同样,下面是模拟概率与数学推导值之间 estimation_error
的图表。如您所见,在模拟的早期 运行 中,估计误差超过 100%
,但逐渐上升到误差的 5%
以内。
如果您要 运行 模拟,比如说,手数的两倍,那么我们会看到蓝线和红线最终与两个图表中的黑色水平线重叠 - 表示模拟答案等同于数学推导的答案。
模拟还是不模拟?
最后,你可能会想,
"If I can generate a precise answer to a problem by simulating it, then why bother with all the complicated math in the first place?"
答案是,就像生活中的任何决定一样,"trade offs"。
在我们的示例中,我们可以 运行 对足够多的手进行模拟,以获得高度自信的精确答案。

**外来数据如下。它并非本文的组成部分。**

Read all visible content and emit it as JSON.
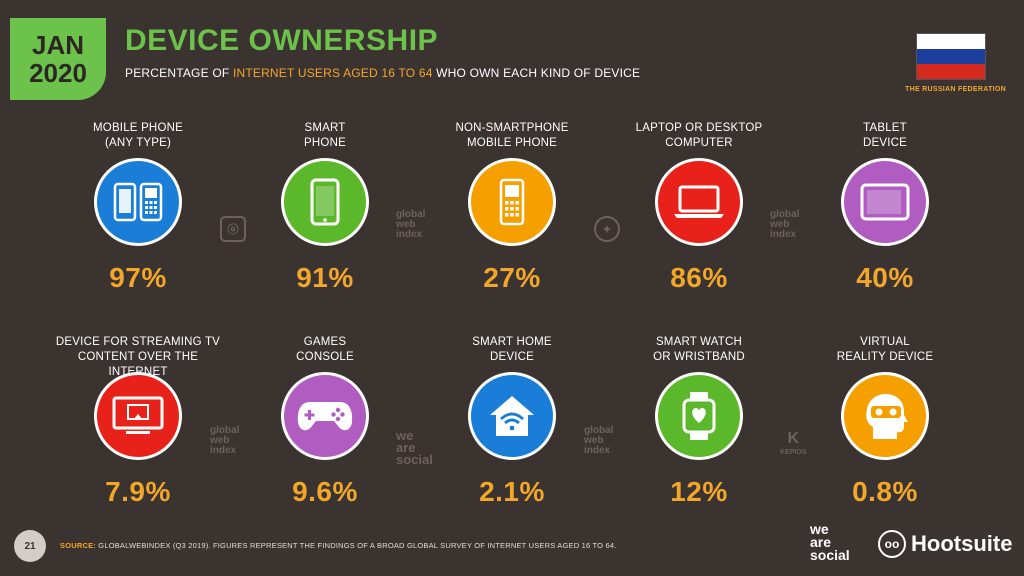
{
  "header": {
    "month": "JAN",
    "year": "2020",
    "title": "DEVICE OWNERSHIP",
    "subtitle_pre": "PERCENTAGE OF ",
    "subtitle_highlight": "INTERNET USERS AGED 16 TO 64",
    "subtitle_post": " WHO OWN EACH KIND OF DEVICE",
    "country": "THE RUSSIAN FEDERATION"
  },
  "flag_colors": [
    "#ffffff",
    "#1c3f9e",
    "#d52b1e"
  ],
  "chart_data": {
    "type": "table",
    "title": "DEVICE OWNERSHIP",
    "items": [
      {
        "label": "MOBILE PHONE\n(ANY TYPE)",
        "value": "97%",
        "color": "#1a7ed8",
        "icon": "mobile-phones-icon"
      },
      {
        "label": "SMART\nPHONE",
        "value": "91%",
        "color": "#5cb82b",
        "icon": "smartphone-icon"
      },
      {
        "label": "NON-SMARTPHONE\nMOBILE PHONE",
        "value": "27%",
        "color": "#f5a000",
        "icon": "feature-phone-icon"
      },
      {
        "label": "LAPTOP OR DESKTOP\nCOMPUTER",
        "value": "86%",
        "color": "#e8221b",
        "icon": "laptop-icon"
      },
      {
        "label": "TABLET\nDEVICE",
        "value": "40%",
        "color": "#b15cc1",
        "icon": "tablet-icon"
      },
      {
        "label": "DEVICE FOR STREAMING TV\nCONTENT OVER THE INTERNET",
        "value": "7.9%",
        "color": "#e8221b",
        "icon": "streaming-tv-icon"
      },
      {
        "label": "GAMES\nCONSOLE",
        "value": "9.6%",
        "color": "#b15cc1",
        "icon": "gamepad-icon"
      },
      {
        "label": "SMART HOME\nDEVICE",
        "value": "2.1%",
        "color": "#1a7ed8",
        "icon": "smart-home-icon"
      },
      {
        "label": "SMART WATCH\nOR WRISTBAND",
        "value": "12%",
        "color": "#5cb82b",
        "icon": "smartwatch-icon"
      },
      {
        "label": "VIRTUAL\nREALITY DEVICE",
        "value": "0.8%",
        "color": "#f5a000",
        "icon": "vr-headset-icon"
      }
    ]
  },
  "watermarks": {
    "gwi_lines": [
      "global",
      "web",
      "index"
    ],
    "was_lines": [
      "we",
      "are",
      "social"
    ],
    "kepios": "KEPIOS"
  },
  "footer": {
    "page_number": "21",
    "source_label": "SOURCE:",
    "source_text": " GLOBALWEBINDEX (Q3 2019). FIGURES REPRESENT THE FINDINGS OF A BROAD GLOBAL SURVEY OF INTERNET USERS AGED 16 TO 64.",
    "brand_was_lines": [
      "we",
      "are",
      "social"
    ],
    "brand_hootsuite": "Hootsuite"
  }
}
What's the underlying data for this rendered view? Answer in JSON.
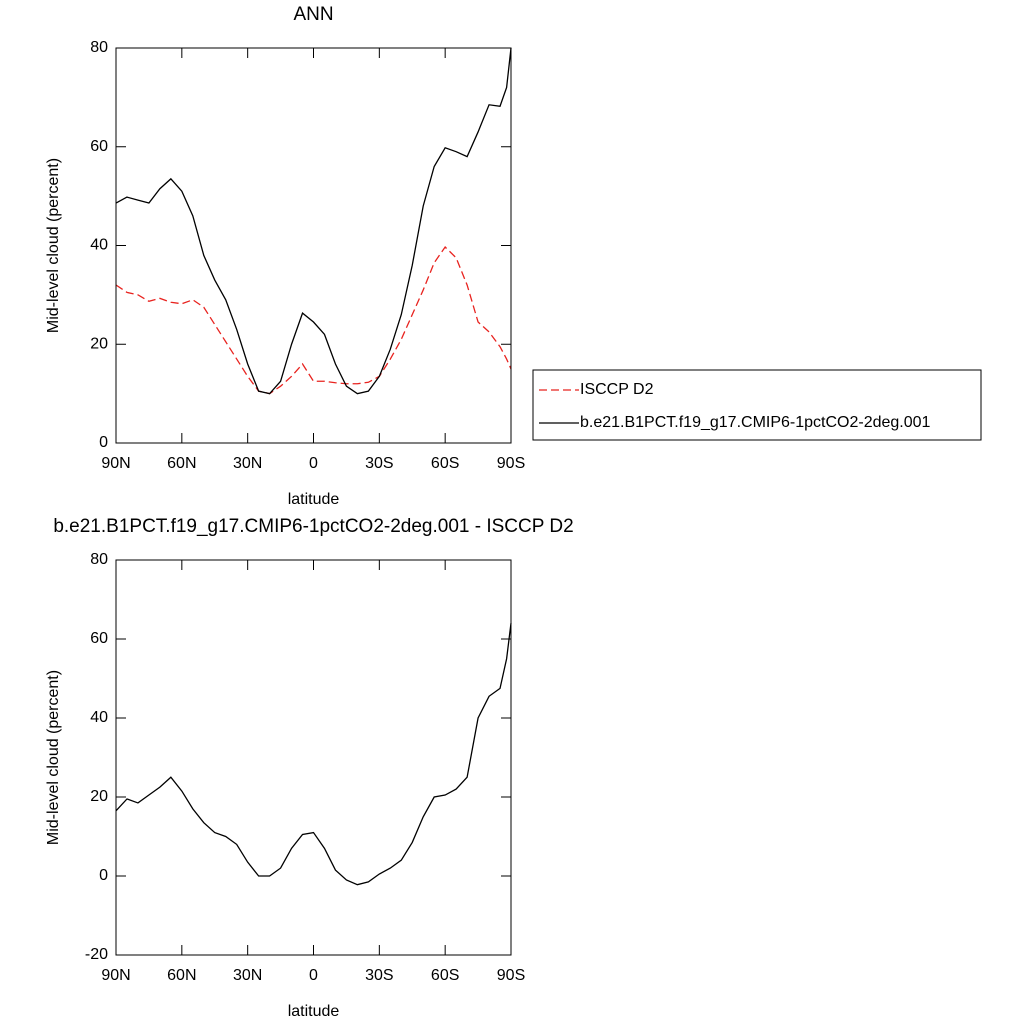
{
  "chart_data": [
    {
      "type": "line",
      "title": "ANN",
      "x_label": "latitude",
      "y_label": "Mid-level cloud (percent)",
      "x": [
        90,
        85,
        80,
        75,
        70,
        65,
        60,
        55,
        50,
        45,
        40,
        35,
        30,
        25,
        20,
        15,
        10,
        5,
        0,
        -5,
        -10,
        -15,
        -20,
        -25,
        -30,
        -35,
        -40,
        -45,
        -50,
        -55,
        -60,
        -65,
        -70,
        -75,
        -80,
        -85,
        -88,
        -90
      ],
      "series": [
        {
          "name": "ISCCP D2",
          "color": "#e8231f",
          "dash": true,
          "values": [
            32,
            30.5,
            30,
            28.7,
            29.3,
            28.5,
            28.2,
            29,
            27.5,
            24,
            20.5,
            17,
            13.5,
            10.5,
            10,
            11.5,
            13.5,
            16,
            12.5,
            12.5,
            12.2,
            12,
            12,
            12.3,
            13.5,
            17,
            21,
            26,
            31,
            36.5,
            39.7,
            37.5,
            32,
            24.5,
            22.5,
            19.5,
            17,
            15
          ]
        },
        {
          "name": "b.e21.B1PCT.f19_g17.CMIP6-1pctCO2-2deg.001",
          "color": "#000000",
          "dash": false,
          "values": [
            48.6,
            49.8,
            49.2,
            48.6,
            51.5,
            53.5,
            51,
            46,
            38,
            33,
            29,
            23,
            16,
            10.5,
            10,
            12.5,
            20,
            26.3,
            24.5,
            22,
            16,
            11.5,
            10,
            10.5,
            13.5,
            19,
            26,
            36,
            48,
            56,
            59.8,
            59,
            58,
            63,
            68.5,
            68.2,
            72,
            80
          ]
        }
      ],
      "xlim": [
        90,
        -90
      ],
      "xticks": [
        {
          "value": 90,
          "label": "90N"
        },
        {
          "value": 60,
          "label": "60N"
        },
        {
          "value": 30,
          "label": "30N"
        },
        0,
        {
          "value": -30,
          "label": "30S"
        },
        {
          "value": -60,
          "label": "60S"
        },
        {
          "value": -90,
          "label": "90S"
        }
      ],
      "ylim": [
        0,
        80
      ],
      "yticks": [
        0,
        20,
        40,
        60,
        80
      ],
      "legend": "right"
    },
    {
      "type": "line",
      "title": "b.e21.B1PCT.f19_g17.CMIP6-1pctCO2-2deg.001 - ISCCP D2",
      "x_label": "latitude",
      "y_label": "Mid-level cloud (percent)",
      "x": [
        90,
        85,
        80,
        75,
        70,
        65,
        60,
        55,
        50,
        45,
        40,
        35,
        30,
        25,
        20,
        15,
        10,
        5,
        0,
        -5,
        -10,
        -15,
        -20,
        -25,
        -30,
        -35,
        -40,
        -45,
        -50,
        -55,
        -60,
        -65,
        -70,
        -75,
        -80,
        -85,
        -88,
        -90
      ],
      "series": [
        {
          "color": "#000000",
          "dash": false,
          "values": [
            16.5,
            19.5,
            18.5,
            20.5,
            22.5,
            25,
            21.5,
            17,
            13.5,
            11,
            10,
            8,
            3.5,
            0,
            0,
            2,
            7,
            10.5,
            11,
            7,
            1.5,
            -1,
            -2.2,
            -1.5,
            0.5,
            2,
            4,
            8.5,
            15,
            20,
            20.5,
            22,
            25,
            40,
            45.5,
            47.5,
            55,
            64
          ]
        }
      ],
      "xlim": [
        90,
        -90
      ],
      "xticks": [
        {
          "value": 90,
          "label": "90N"
        },
        {
          "value": 60,
          "label": "60N"
        },
        {
          "value": 30,
          "label": "30N"
        },
        0,
        {
          "value": -30,
          "label": "30S"
        },
        {
          "value": -60,
          "label": "60S"
        },
        {
          "value": -90,
          "label": "90S"
        }
      ],
      "ylim": [
        -20,
        80
      ],
      "yticks": [
        -20,
        0,
        20,
        40,
        60,
        80
      ]
    }
  ]
}
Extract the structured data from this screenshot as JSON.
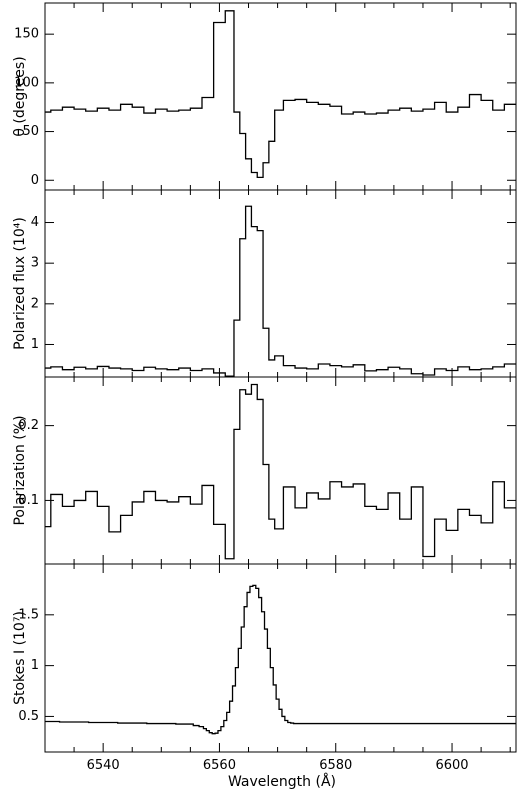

但是,如果因为 不知道 答案(通常是这种情况)而 运行 进行模拟,则需要回答另一个问题,
"How long do I run the simulation to be confident I have the right answer?"
答案似乎很简单:
"Run it for a long time."
最终,您的估计输出可能会收敛到一个值,这样来自其他模拟的输出不会与之前的 运行s 发生显着变化。这里的问题是,在某些情况下,根据您正在模拟的系统的复杂性,看似收敛的输出可能是暂时的现象。也就是说,如果你 运行 再进行十万次模拟,你可能会开始看到你的输出与你认为的稳定答案不同。在不同的情况下,尽管有 运行 数千万次模拟,但可能会出现输出仍未收敛的情况。您有时间编程和 运行 模拟吗?或者数学近似会让你更快到达那里?
还有一个问题:
*"What is the cost?"
今天的消费电脑相对便宜,但在 30 年前,它们的成本 ,000 to ,000 in 2019 dollars. In comparison, a TI89 only cost 5 (again, in 2019 dollars). So if you were asking this question back in 1990 and you were good with probability math, you could have saved ,800 by using a TI89. Cost is just as important today: simulating self-driving cars and protein folding 可能会烧掉数百万美元。
最后,关键任务应用程序可能需要模拟和数学模型来交叉检查这两种方法的结果。一个很好的例子是 StandUpMaths 的 Matt Parker 通过模拟计算 the odds of landing on any property in the game of Monopoly,并用 Hannah Fry 的同一游戏的数学模型证实了这些结果。